University of Tennessee expects big rankings boost by uniting Knoxville campus, ag school

Monica Kast
  • While people generally support bringing UTK and UTIA together, faculty members say they felt shut out of the process.
  • Uniting the two institutions would increase the national rankings.
  • UT System interim President Randy Boyd apologized for the process at last Friday's board meeting.

Uniting the leadership of the University of Tennessee-Knoxville and the UT Institute of Agriculture would dramatically increase the school's national ranking and help recruit more students and faculty.

The new structure will be similar to that at other universities, and brings more opportunities for collaboration and recruitment, as well as the added benefit of higher national rankings.

UT-Knoxville currently ranks 72nd and UTIA ranks 123rd in the National Science Foundation Higher Education Research and Development rankings. If it were one institution, it would be ranked 55th.

Although the plan was approved at the June board of trustees meeting, the two institutions and other stakeholders have been discussing since then how to implement it.

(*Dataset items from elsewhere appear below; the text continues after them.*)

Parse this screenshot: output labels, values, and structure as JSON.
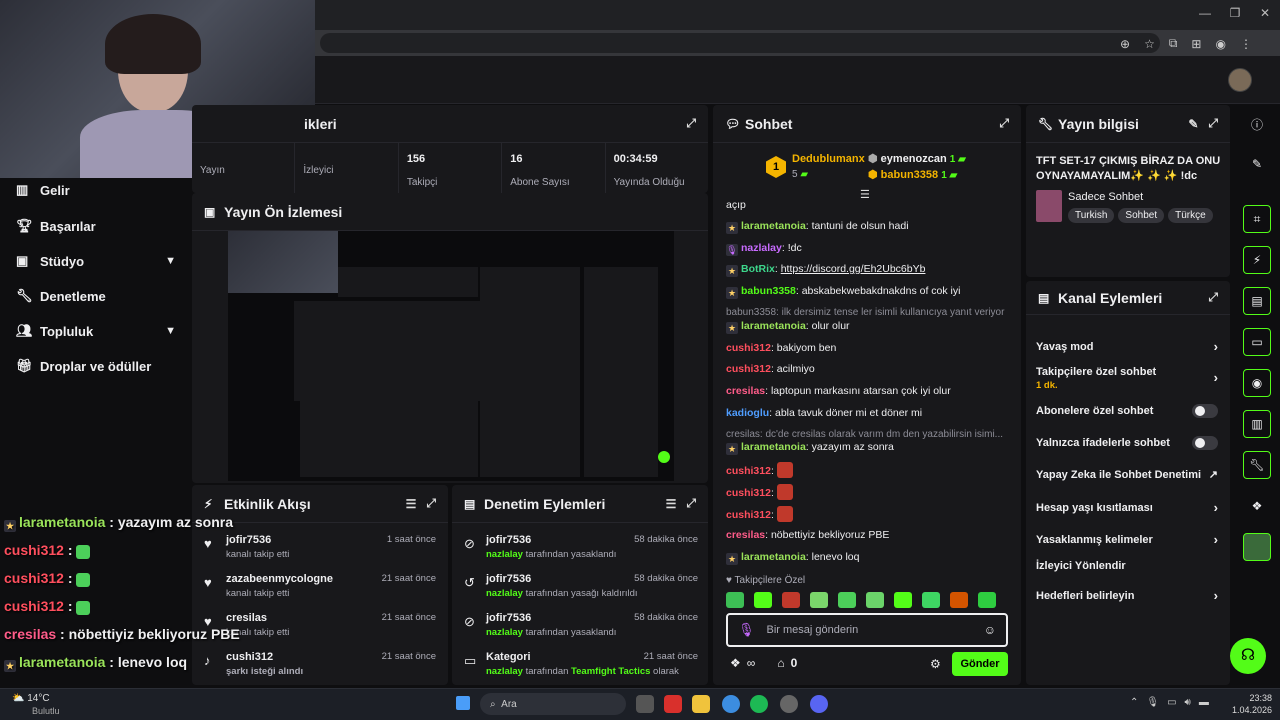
{
  "browser": {
    "min": "—",
    "max": "❐",
    "close": "✕"
  },
  "sidebar": {
    "items": [
      {
        "label": "Gelir",
        "icon": "bar-chart-icon"
      },
      {
        "label": "Başarılar",
        "icon": "trophy-icon"
      },
      {
        "label": "Stüdyo",
        "icon": "video-icon",
        "chevron": true
      },
      {
        "label": "Denetleme",
        "icon": "wrench-icon"
      },
      {
        "label": "Topluluk",
        "icon": "people-icon",
        "chevron": true
      },
      {
        "label": "Droplar ve ödüller",
        "icon": "gift-icon"
      }
    ]
  },
  "stats": {
    "title_fragment": "ikleri",
    "cells": [
      {
        "value": "",
        "label": "Yayın"
      },
      {
        "value": "",
        "label": "İzleyici"
      },
      {
        "value": "156",
        "label": "Takipçi"
      },
      {
        "value": "16",
        "label": "Abone Sayısı"
      },
      {
        "value": "00:34:59",
        "label": "Yayında Olduğu"
      }
    ]
  },
  "preview": {
    "title": "Yayın Ön İzlemesi"
  },
  "activity": {
    "title": "Etkinlik Akışı",
    "items": [
      {
        "user": "jofir7536",
        "desc": "kanalı takip etti",
        "time": "1 saat önce"
      },
      {
        "user": "zazabeenmycologne",
        "desc": "kanalı takip etti",
        "time": "21 saat önce"
      },
      {
        "user": "cresilas",
        "desc": "kanalı takip etti",
        "time": "21 saat önce"
      },
      {
        "user": "cushi312",
        "desc": "şarkı isteği alındı",
        "time": "21 saat önce"
      }
    ]
  },
  "moderation": {
    "title": "Denetim Eylemleri",
    "items": [
      {
        "user": "jofir7536",
        "by": "nazlalay",
        "desc": "tarafından yasaklandı",
        "time": "58 dakika önce"
      },
      {
        "user": "jofir7536",
        "by": "nazlalay",
        "desc": "tarafından yasağı kaldırıldı",
        "time": "58 dakika önce"
      },
      {
        "user": "jofir7536",
        "by": "nazlalay",
        "desc": "tarafından yasaklandı",
        "time": "58 dakika önce"
      },
      {
        "user": "Kategori",
        "by": "nazlalay",
        "desc": "tarafından",
        "extra": "Teamfight Tactics",
        "tail": "olarak",
        "time": "21 saat önce"
      }
    ]
  },
  "chat": {
    "title": "Sohbet",
    "leader": {
      "rank": "1",
      "name": "Dedublumanx",
      "count": "5"
    },
    "leaders2": [
      {
        "name": "eymenozcan",
        "count": "1"
      },
      {
        "name": "babun3358",
        "count": "1"
      }
    ],
    "lines": [
      {
        "user": "",
        "msg": "açıp",
        "cls": ""
      },
      {
        "user": "larametanoia",
        "msg": ": tantuni de olsun hadi",
        "cls": "u-lara",
        "badge": true
      },
      {
        "user": "nazlalay",
        "msg": ": !dc",
        "cls": "u-naz",
        "mic": true
      },
      {
        "user": "BotRix",
        "msg": ": ",
        "link": "https://discord.gg/Eh2Ubc6bYb",
        "cls": "u-bot",
        "badge": true
      },
      {
        "user": "babun3358",
        "msg": ": abskabekwebakdnakdns of cok iyi",
        "cls": "u-bab",
        "badge": true
      },
      {
        "reply": "babun3358: ilk dersimiz tense ler isimli kullanıcıya yanıt veriyor"
      },
      {
        "user": "larametanoia",
        "msg": ": olur olur",
        "cls": "u-lara",
        "badge": true
      },
      {
        "user": "cushi312",
        "msg": ": bakiyom ben",
        "cls": "u-cushi"
      },
      {
        "user": "cushi312",
        "msg": ": acilmiyo",
        "cls": "u-cushi"
      },
      {
        "user": "cresilas",
        "msg": ": laptopun markasını atarsan çok iyi olur",
        "cls": "u-cres"
      },
      {
        "user": "kadioglu",
        "msg": ": abla tavuk döner mi et döner mi",
        "cls": "u-kad"
      },
      {
        "reply": "cresilas: dc'de cresilas olarak varım dm den yazabilirsin isimi..."
      },
      {
        "user": "larametanoia",
        "msg": ": yazayım az sonra",
        "cls": "u-lara",
        "badge": true
      },
      {
        "user": "cushi312",
        "msg": ": ",
        "cls": "u-cushi",
        "emote": true
      },
      {
        "user": "cushi312",
        "msg": ": ",
        "cls": "u-cushi",
        "emote": true
      },
      {
        "user": "cushi312",
        "msg": ": ",
        "cls": "u-cushi",
        "emote": true
      },
      {
        "user": "cresilas",
        "msg": ": nöbettiyiz bekliyoruz PBE",
        "cls": "u-cres"
      },
      {
        "user": "larametanoia",
        "msg": ": lenevo loq",
        "cls": "u-lara",
        "badge": true
      }
    ],
    "followers_only": "Takipçilere Özel",
    "input_placeholder": "Bir mesaj gönderin",
    "points": "0",
    "send_label": "Gönder"
  },
  "info": {
    "title": "Yayın bilgisi",
    "stream_title": "TFT SET-17 ÇIKMIŞ BİRAZ DA ONU OYNAYAMAYALIM✨ ✨ ✨ !dc",
    "category": "Sadece Sohbet",
    "tags": [
      "Turkish",
      "Sohbet",
      "Türkçe"
    ]
  },
  "actions": {
    "title": "Kanal Eylemleri",
    "items": [
      {
        "label": "Yavaş mod",
        "type": "chevron"
      },
      {
        "label": "Takipçilere özel sohbet",
        "sub": "1 dk.",
        "type": "chevron"
      },
      {
        "label": "Abonelere özel sohbet",
        "type": "toggle"
      },
      {
        "label": "Yalnızca ifadelerle sohbet",
        "type": "toggle"
      },
      {
        "label": "Yapay Zeka ile Sohbet Denetimi",
        "type": "external"
      },
      {
        "label": "Hesap yaşı kısıtlaması",
        "type": "chevron"
      },
      {
        "label": "Yasaklanmış kelimeler",
        "type": "chevron"
      },
      {
        "label": "İzleyici Yönlendir",
        "type": "none"
      },
      {
        "label": "Hedefleri belirleyin",
        "type": "chevron"
      }
    ]
  },
  "overlay": [
    {
      "user": "larametanoia",
      "msg": " : yazayım az sonra",
      "cls": "u-lara",
      "badge": true
    },
    {
      "user": "cushi312",
      "msg": " :",
      "cls": "u-cushi",
      "emote": true
    },
    {
      "user": "cushi312",
      "msg": " :",
      "cls": "u-cushi",
      "emote": true
    },
    {
      "user": "cushi312",
      "msg": " :",
      "cls": "u-cushi",
      "emote": true
    },
    {
      "user": "cresilas",
      "msg": " : nöbettiyiz bekliyoruz PBE",
      "cls": "u-cres"
    },
    {
      "user": "larametanoia",
      "msg": " : lenevo loq",
      "cls": "u-lara",
      "badge": true
    }
  ],
  "taskbar": {
    "temp": "14°C",
    "weather": "Bulutlu",
    "search": "Ara",
    "time": "23:38",
    "date": "1.04.2026"
  },
  "colors": {
    "accent": "#53fc18",
    "panel": "#18181b",
    "bg": "#0e0e10"
  }
}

Though the plan has widespread support across the university community, UTIA faculty members said at Friday's board of trustees meeting they wish they would have had a bigger role in the decision-making. UT System interim President Randy Boyd acknowledged their concerns.

Randy Boyd

“I want to make sure I say very clearly, I apologize for that process,” Boyd said. “That was solely on me. It was my fault for not listening to enough people. Here, going forward, it will be something that we definitely work harder to do.”

The university has emphasized that it will not reduce funding or resources from UTIA. Instead, it will unite the leadership of the two institutions, which are already accredited as a single institution.

Andrea Ludwig, an associate professor of ecological engineering, was one of two UTIA professors on the 14-person unification committee. Ludwig addressed the board before Boyd did.

“The process used in unification and to create the Oak Ridge Institute was absolutely counter to joint planning and the concept of shared governance,” Ludwig said during the meeting. “It was secretive and overlooked the most valuable assets the university has to offer: its people.”

UT-Knoxville currently ranks 72nd and the UT Institute of Agriculture ranks 123rd in the National Science Foundation Higher Education Research and Development rankings. If it were one institution, it would be ranked 55th.

Ludwig said in her view, the lack of inclusion has directly damaged morale at UTIA.

“Morale is at an all-time low, in my frame of reference,” she said. “Not due to a lack of funding, not due to a heavy workload, but instead because of the feeling of not being included in this process, one that impacts our ability to serve our land grant mission.”

A survey given to stakeholders backed up Ludwig's views: "There was also a widely shared opinion that the manner in which the unification was carried out damaged the trust between administration and all stakeholder groups. Internal stakeholder groups (faculty, staff and students) were especially concerned that they were not included during information gathering about the decision prior to it being executed," according to a report on the unification. 

Nonetheless, over 50% of survey respondents agreed that unification will enhance collaboration, enhance UT's national reputation and will be positive overall. 

Boyd said he’s “really excited about where we’re at” with plans for bringing the two groups together. UT-Knoxville Chancellor Donde Plowman and Tim Cross, head of UTIA, have come up with plans that can already begin, Boyd said.